1584 Aigle earthquake
- Local date: 11 March 1584;
- Local time: 23:00–23:30;
- Magnitude: 5.9–6.4 M_{w};
- Epicenter: 46°20′N 6°58′E﻿ / ﻿46.33°N 6.97°E
- Areas affected: Switzerland
- Max. intensity: MMI VIII (Severe)
- Tsunami: Yes
- Landslides: Yes
- Casualties: 320 fatalities

= 1584 Aigle earthquake =

Earthquake in Switzerland

The 1584 Aigle earthquake occurred on 11 March at 23:00–23:30 local time in Switzerland. The earthquake had a moment magnitude of 5.9–6.4 and maximum Modified Mercalli intensity of VIII (Severe). The shock generated a tsunami in Lake Geneva. It was followed by 25 aftershocks in the following days. An aftershock on 14 March triggered a large rockslide that killed 320 people.

==Geology==
The Swiss Plateau which encompasses the cantons of Bern, Valais, Zurich, Vaud and Basel-Stadt lies in one of the most earthquake-prone regions of Switzerland. Seismicity in Switzerland is related to the formation of the Alps caused by the collision between the European and African plates.

==Earthquake==
The moment magnitude was estimated at between 5.9 and 6.4. Aftershocks occurred on 11, 12, 13, and 14 March. The strong aftershock on 14 March had an estimated of 5.4.

==Damage and casualties==
Damage was mostly documented in localities along the northeastern shore of Lake Geneva and spanned the areas of Vevey, Villeneuve, Aigle, and Montreux. Damage occurred in towns, castles, hamlets, villages and cottages. Most building damage consisted cracked walls and toppled chimneys. A clergy house and church collapsed. The Chillon Castle's interior walls were extensively cracked, towers split and outer retaining walls at the waterside toppled.
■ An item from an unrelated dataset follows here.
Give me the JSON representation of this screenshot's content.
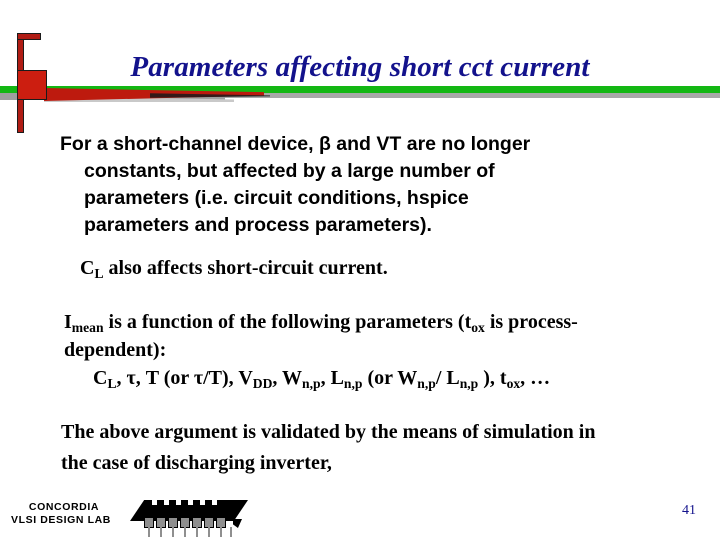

Damage to the castle required immediate repairs. The roof of a tower, battlements and portions of its façade were repaired. In villages near the castle, several old buildings collapsed.

The vault in the Church of Glion near Montreux collapsed and killed one and injuring wounding several. This description documented the only shaking-related casualties in the earthquake. Buildings also collapsed in Lausanne, Geneva, Saanen, Rougemont and Les Ormonts. In Aigle, close to the epicenter, 50–60 chimneys were destroyed but no major damage occurred. About 10 km to the south in Bex, the spiral staircase in an asylum was unsuitable for use. In Canton Valais, a rockfall seriously damaged the Church of Saint Maurice.

At least 320 people and hundreds of livestock died on 14 March during a rockfall triggered on Tour d'Aï. An aftershock is thought to have triggered the rockfall. It nearly completely buried the villages of Corbeyrier and Yvorne. At least 69 homes were destroyed, 126 barns and 5 mills. The landslide had initially been triggered by the mainshock from the mountain and came to a rest on the plateau. It was reactivated by the aftershock.

==Tsunami==
A tsunami and seiche occurred in the eastern portion of Lake Geneva. Waves damaged vineyards at the lakeshore. Parts of Villeneuve, Lausanne and Geneva near the lakeshore were flooded. The Rhône River was drained. Historical documentation described "stormy waters" and difference between highest and lowest water level at "more than five feet". The tsunami may have been the result of an underwater slump at the Rhone River delta. About 3,000–7,000 m2 of vineyard was lost near Montreux. The slump had estimated dimensions of 2,500 m long × 900 m wide × 15 m thick (30,000,000 m3).